In quell’ora, stavano presso la croce di Gesù sua madre, la sorella di sua madre, Maria di Clèofa e Maria di Màgdala.
Gesù allora, vedendo la madre e lì accanto a lei il discepolo che egli amava, disse alla madre: «Donna, ecco il tuo figlio!».
Poi disse al discepolo: «Ecco la tua madre!». E da quel momento il discepolo la prese nella sua casa.

 
Meditazione di San Giovanni Crisostomo

Vedi questa vittoria ammirabile? Vedi i successi della Croce ? Ti sto per dire ora una cosa ancora più stupenda. Considera il modo con il quale questa vittoria si è realizzata, e sarai più stupito ancora. Cristo ha dominato il demonio proprio mediante ciò che aveva permesso al demonio di vincere. Ha combattuto il demonio con le sue stesse armi. Ascolta come. Una vergine, il legno e la morte, ecco i simboli della disfatta. La vergine era Eva, perché non si era ancora unita all’uomo; il legno era l’albero; e la morte, la pena in cui era incorso Adamo. Ma ecco, invece, la vergine, il legno e la morte, simboli della disfatta, diventare i simboli della vittoria. Invece di Eva, Maria; invece del legno della conoscenza del bene e del male, il legno della Croce; invece della morte di Adamo, la morte di Cristo.

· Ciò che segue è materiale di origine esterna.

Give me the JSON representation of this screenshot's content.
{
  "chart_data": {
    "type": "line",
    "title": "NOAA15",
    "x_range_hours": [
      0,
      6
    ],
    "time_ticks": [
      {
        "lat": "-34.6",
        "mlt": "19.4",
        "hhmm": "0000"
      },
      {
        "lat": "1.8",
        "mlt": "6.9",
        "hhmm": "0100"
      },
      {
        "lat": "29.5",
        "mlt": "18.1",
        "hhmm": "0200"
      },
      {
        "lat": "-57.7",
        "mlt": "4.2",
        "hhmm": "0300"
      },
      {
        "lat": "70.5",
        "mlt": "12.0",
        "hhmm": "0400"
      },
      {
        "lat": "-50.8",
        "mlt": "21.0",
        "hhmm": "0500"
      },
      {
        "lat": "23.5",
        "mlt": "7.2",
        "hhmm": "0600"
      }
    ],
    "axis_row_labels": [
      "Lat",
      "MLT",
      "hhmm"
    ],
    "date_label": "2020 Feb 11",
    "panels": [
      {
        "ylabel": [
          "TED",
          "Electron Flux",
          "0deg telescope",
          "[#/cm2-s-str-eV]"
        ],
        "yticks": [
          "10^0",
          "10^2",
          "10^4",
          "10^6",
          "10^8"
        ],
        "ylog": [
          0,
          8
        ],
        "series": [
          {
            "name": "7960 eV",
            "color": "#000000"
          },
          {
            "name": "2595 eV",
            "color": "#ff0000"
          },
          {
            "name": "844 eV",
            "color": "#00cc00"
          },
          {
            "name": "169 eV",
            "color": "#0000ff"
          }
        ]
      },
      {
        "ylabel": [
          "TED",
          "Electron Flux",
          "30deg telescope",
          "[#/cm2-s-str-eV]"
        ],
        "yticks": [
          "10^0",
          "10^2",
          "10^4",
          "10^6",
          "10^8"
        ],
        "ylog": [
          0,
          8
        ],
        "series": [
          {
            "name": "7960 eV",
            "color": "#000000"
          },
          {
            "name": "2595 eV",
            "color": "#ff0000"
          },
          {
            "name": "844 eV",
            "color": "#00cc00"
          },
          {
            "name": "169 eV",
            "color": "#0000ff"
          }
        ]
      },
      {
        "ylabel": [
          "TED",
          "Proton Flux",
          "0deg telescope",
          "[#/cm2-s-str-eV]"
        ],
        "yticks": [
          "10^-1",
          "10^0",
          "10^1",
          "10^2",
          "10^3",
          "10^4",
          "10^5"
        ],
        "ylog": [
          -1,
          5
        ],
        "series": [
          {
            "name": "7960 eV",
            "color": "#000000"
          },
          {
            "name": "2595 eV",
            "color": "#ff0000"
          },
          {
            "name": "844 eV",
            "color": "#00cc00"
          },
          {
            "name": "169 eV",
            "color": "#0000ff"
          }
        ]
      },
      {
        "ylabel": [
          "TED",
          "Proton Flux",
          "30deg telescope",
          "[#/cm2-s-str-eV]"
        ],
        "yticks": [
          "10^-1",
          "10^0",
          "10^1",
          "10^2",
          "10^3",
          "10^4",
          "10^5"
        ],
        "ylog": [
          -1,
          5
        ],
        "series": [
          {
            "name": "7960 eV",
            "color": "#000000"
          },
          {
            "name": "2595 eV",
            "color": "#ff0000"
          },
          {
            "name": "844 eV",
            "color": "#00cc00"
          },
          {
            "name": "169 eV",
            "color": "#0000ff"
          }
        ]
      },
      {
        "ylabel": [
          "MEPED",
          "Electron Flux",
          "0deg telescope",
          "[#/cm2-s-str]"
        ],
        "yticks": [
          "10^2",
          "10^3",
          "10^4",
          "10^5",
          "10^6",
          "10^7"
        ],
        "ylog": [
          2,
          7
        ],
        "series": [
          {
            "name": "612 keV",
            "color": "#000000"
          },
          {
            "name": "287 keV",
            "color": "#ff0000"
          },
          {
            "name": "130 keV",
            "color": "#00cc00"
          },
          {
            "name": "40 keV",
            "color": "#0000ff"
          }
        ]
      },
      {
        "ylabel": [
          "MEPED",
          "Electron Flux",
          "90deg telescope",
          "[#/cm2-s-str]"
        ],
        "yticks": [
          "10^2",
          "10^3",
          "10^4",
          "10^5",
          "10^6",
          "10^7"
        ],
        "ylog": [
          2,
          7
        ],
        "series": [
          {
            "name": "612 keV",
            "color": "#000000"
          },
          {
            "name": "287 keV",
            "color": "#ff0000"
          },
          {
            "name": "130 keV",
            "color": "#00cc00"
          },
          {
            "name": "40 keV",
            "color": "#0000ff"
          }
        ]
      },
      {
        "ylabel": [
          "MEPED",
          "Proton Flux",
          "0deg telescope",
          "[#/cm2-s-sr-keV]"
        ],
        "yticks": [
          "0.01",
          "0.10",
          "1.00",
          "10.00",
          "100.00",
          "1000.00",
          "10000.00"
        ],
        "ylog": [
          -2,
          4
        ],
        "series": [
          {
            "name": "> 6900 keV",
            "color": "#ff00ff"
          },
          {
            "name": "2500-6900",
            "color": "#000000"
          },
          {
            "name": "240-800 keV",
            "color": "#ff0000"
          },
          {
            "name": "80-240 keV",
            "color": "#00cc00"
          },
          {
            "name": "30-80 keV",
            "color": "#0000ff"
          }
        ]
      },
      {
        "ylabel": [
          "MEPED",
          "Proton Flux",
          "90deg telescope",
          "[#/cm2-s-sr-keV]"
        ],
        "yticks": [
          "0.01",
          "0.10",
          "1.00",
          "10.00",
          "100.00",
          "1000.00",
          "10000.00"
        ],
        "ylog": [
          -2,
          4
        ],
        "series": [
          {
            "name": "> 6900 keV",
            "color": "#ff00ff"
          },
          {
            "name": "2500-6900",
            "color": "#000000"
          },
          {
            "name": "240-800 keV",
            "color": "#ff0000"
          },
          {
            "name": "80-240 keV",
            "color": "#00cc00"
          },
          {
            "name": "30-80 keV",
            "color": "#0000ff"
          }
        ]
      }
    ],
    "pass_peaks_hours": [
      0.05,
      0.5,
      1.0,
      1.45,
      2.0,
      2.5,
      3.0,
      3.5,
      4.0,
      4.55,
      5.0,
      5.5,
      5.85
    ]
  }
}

Vedi che il demonio è stato vinto mediante ciò che gli aveva dato la vittoria? Mediante l’albero, aveva vinto Adamo; mediante la croce, Cristo ha trionfato sul demonio. L’albero mandava negli inferi, la croce ne ha fatto tornare coloro che vi erano scesi. Inoltre, l’albero servì a nascondere l’uomo vergognoso della sua nudità, mentre la croce ha alzato davanti agli occhi di tutti un uomo nudo, ma vincitore. …

Questo è il prodigio che la Croce ha realizzato in nostro favore: la Croce è il trofeo innalzato davanti ai demoni, la spada estratta contro il peccato, la spada con la quale Cristo ha trafitto il serpente. La Croce è la volontà del Padre, la gloria del Figlio unigenito, la gioia dello Spirito Santo, lo splendore degli angeli, la sicurezza della Chiesa, l’orgoglio di San Paolo (Ga 6,14), il baluardo degli eletti, la luce del mondo intero.
 
(San Giovanni Crisostomo, sacerdote ad Antiochia poi vescovo di Costantinopoli, dottore della Chiesa. Omelia sulla croce per il Venerdì Santo, 2 ; PG 49, 396)
 

*Golgotha. Mikhail Nesterov.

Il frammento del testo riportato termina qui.